Two months later, in mid-summer, Faith extracted an even more explosive new news item from the saddlebag while talking about the “Protymist!”–no longer her fiancé but now her husband. At least it looked new–a bright white fresh Kinko’s copy.

Gordon snatched that column out of her hand: she wanted him to. He read the wedding announcement and passed it on. 

Bess (gaze reeling) passed the clip to Dave (swallowing) who passed it to John (blushing) who passed it to Howard (numb) who passed it to Phyllis (teeth gritted) who passed it to Alabama (oh) who passed it to Blanche (ach-ing) who passed it to Roy (smirking) who passed it to Jack (stoned again) who passed it to Connie (blank) who passed it to Cozie (rosary out) who passed it to Karen (lipstick twisting) who returned the clip to Gordon for re-re-reading. 

 Now we knew Faith’s last name.
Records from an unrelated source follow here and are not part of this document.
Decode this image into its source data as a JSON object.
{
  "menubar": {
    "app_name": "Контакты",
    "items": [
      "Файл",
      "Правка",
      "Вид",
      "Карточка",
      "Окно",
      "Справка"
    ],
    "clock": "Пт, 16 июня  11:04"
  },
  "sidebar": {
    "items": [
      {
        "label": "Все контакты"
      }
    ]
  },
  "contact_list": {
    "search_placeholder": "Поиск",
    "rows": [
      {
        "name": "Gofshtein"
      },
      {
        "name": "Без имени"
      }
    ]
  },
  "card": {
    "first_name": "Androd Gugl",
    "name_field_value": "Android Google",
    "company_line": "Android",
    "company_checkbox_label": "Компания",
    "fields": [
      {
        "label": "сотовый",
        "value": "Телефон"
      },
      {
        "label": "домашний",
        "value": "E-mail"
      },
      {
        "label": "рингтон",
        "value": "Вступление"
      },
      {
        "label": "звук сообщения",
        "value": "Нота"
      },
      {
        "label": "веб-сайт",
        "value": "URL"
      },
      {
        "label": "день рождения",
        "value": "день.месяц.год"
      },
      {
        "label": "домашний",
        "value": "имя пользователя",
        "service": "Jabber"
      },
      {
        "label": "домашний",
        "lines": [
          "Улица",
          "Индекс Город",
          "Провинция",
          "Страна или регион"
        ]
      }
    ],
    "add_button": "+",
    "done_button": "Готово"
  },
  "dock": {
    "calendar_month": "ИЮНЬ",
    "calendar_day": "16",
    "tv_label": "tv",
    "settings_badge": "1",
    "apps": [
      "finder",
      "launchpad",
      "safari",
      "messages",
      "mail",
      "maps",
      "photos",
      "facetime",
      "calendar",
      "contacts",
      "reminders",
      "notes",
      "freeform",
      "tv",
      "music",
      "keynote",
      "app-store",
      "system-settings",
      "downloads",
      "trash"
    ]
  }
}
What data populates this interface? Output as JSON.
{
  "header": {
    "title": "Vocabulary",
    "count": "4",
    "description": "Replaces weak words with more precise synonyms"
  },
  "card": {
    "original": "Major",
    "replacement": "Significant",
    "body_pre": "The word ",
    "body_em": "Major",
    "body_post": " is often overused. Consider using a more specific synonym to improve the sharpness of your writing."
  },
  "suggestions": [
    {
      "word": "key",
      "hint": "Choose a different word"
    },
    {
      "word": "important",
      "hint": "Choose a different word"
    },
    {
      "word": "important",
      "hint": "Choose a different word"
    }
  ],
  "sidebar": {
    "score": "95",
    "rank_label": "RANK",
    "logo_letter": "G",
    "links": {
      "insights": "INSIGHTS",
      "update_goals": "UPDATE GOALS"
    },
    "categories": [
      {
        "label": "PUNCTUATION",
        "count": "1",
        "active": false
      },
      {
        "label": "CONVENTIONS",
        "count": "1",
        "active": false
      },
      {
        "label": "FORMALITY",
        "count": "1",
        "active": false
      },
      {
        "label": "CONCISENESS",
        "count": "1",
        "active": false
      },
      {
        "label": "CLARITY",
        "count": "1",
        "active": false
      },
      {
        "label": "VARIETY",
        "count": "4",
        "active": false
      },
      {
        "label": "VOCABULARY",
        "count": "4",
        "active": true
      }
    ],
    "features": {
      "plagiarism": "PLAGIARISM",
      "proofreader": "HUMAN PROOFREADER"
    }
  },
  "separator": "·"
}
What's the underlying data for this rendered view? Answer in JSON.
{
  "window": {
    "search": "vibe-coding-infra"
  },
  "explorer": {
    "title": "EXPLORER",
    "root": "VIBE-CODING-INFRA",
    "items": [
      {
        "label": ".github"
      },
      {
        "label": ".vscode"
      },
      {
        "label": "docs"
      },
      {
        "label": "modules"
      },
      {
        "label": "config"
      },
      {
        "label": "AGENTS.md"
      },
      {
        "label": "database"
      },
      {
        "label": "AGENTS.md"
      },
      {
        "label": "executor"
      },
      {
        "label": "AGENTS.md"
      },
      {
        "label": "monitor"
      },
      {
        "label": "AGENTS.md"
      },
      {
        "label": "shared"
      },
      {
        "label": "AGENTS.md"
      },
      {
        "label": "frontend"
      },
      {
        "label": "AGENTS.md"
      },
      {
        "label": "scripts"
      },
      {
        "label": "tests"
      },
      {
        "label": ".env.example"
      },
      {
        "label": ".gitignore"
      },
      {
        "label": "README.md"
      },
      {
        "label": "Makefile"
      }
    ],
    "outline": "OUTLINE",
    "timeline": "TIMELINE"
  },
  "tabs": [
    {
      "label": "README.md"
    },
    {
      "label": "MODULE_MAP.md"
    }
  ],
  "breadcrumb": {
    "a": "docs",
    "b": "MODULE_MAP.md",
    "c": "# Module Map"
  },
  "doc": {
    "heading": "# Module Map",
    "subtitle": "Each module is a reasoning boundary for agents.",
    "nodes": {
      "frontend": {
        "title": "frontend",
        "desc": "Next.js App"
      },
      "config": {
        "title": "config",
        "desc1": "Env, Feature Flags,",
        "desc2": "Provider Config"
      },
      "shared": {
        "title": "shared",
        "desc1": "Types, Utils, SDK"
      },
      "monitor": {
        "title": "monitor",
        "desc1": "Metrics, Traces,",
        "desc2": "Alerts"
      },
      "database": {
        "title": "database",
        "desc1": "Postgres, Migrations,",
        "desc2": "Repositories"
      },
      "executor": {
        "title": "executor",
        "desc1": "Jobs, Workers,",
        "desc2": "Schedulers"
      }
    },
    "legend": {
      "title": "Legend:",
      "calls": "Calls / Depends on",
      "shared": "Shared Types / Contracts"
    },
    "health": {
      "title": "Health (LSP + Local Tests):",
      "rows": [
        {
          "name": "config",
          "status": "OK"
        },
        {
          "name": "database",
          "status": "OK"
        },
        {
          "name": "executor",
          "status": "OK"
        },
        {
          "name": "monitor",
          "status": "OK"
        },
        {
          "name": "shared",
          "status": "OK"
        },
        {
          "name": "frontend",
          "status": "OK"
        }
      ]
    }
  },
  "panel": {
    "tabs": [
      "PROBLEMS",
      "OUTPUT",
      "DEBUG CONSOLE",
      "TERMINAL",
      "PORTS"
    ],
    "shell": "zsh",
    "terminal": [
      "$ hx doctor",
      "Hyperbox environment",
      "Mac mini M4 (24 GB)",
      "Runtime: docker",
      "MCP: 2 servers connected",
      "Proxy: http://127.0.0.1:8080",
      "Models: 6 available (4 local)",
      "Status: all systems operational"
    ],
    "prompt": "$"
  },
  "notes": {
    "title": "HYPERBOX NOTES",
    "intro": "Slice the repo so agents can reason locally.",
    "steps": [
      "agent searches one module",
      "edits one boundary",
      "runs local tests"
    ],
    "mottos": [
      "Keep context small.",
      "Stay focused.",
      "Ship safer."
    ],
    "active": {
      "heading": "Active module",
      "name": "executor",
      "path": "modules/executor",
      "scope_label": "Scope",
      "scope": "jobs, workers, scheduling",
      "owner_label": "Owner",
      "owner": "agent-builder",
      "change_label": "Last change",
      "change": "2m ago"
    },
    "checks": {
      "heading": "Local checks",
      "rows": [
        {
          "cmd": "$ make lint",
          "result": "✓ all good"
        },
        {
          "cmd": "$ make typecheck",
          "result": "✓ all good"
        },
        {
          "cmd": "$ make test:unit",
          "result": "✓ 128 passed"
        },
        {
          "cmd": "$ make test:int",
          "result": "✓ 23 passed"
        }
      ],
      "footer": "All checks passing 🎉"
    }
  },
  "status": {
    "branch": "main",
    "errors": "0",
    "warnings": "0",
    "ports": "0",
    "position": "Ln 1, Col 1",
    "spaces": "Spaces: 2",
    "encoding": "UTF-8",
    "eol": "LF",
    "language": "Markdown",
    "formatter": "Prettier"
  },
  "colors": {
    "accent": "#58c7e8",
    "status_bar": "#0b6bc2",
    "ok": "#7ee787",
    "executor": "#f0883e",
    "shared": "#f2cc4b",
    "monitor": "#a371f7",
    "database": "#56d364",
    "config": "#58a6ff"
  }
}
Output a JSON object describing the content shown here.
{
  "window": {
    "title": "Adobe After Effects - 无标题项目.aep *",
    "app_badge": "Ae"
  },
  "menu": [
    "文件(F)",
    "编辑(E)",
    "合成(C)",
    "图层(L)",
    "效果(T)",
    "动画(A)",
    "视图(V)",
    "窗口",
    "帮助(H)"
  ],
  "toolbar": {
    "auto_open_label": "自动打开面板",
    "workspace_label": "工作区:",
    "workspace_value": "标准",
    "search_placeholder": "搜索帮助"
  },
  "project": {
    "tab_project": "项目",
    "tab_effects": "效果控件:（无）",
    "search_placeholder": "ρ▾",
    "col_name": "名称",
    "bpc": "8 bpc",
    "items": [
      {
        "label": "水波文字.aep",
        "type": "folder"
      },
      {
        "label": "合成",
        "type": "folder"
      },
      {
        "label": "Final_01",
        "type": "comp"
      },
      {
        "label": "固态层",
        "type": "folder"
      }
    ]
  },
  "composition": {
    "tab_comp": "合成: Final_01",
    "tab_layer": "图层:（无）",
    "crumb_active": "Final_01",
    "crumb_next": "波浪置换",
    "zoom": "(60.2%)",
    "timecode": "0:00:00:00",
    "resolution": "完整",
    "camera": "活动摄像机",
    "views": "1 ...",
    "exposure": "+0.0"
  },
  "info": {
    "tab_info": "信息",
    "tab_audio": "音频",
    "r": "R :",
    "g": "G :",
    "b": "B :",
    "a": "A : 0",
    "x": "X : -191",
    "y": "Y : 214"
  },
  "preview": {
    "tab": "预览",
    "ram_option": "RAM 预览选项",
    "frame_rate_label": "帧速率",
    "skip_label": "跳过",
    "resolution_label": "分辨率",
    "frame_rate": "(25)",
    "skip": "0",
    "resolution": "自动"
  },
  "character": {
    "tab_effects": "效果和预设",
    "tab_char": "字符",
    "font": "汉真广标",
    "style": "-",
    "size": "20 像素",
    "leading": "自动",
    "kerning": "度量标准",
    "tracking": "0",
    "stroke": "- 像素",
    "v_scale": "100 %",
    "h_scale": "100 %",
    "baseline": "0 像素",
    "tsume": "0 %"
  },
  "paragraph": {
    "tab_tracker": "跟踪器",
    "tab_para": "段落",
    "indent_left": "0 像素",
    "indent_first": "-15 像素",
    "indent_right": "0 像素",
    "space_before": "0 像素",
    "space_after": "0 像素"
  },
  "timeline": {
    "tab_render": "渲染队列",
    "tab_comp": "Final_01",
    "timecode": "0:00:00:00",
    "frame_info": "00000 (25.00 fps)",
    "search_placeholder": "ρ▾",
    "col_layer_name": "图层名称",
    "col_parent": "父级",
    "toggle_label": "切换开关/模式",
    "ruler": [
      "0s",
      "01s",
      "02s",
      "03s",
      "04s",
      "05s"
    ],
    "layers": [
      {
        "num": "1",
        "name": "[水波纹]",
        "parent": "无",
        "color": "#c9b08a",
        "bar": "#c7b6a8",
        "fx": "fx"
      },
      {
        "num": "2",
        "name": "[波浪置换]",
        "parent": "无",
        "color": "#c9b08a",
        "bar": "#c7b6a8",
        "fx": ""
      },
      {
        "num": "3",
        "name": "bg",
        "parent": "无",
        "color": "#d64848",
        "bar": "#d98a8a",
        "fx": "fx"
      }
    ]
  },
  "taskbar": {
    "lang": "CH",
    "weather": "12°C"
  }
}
Strand. Faith Strand of East Moline, married to Dean Strand, a Bettendorf hypnotist.

Faith’s not our problem anymore! She’s Dean’s! Good rid…? What a stew! Can’t derive any solace from it, having never believed in him! Geez! 

Blanche stabbed a filter into an ashtray’s cluttered shell. A goner on a spree! Forget the nursing home! Forget the morgue! Wire Dr. Ruth.

Faith singing

She never burst into tune after showing off her clippings. She blabbed into tune, and it happened the evening of the wedding announcement, too.

Vague mumbled allusions to a delayed Las Vegas honeymoon assumed a sudden squall of octaves, the squall a brief harmonic lilt, the lilt instantly withering, submerged in a murky splurge of alto rhythmical lapses, and whilst this river of sound foamed wider and deeper, from the misbegotten saddlebag emerged crackling paper older than any yellow cell of 1936 newsperdermis, entire pages designed to endure. Parchment made for millenniums of pew sitters. Caffeine-stained staffs, like bridge beams, spanned the tabletop below the ringing and slurring and sparking and rhyming.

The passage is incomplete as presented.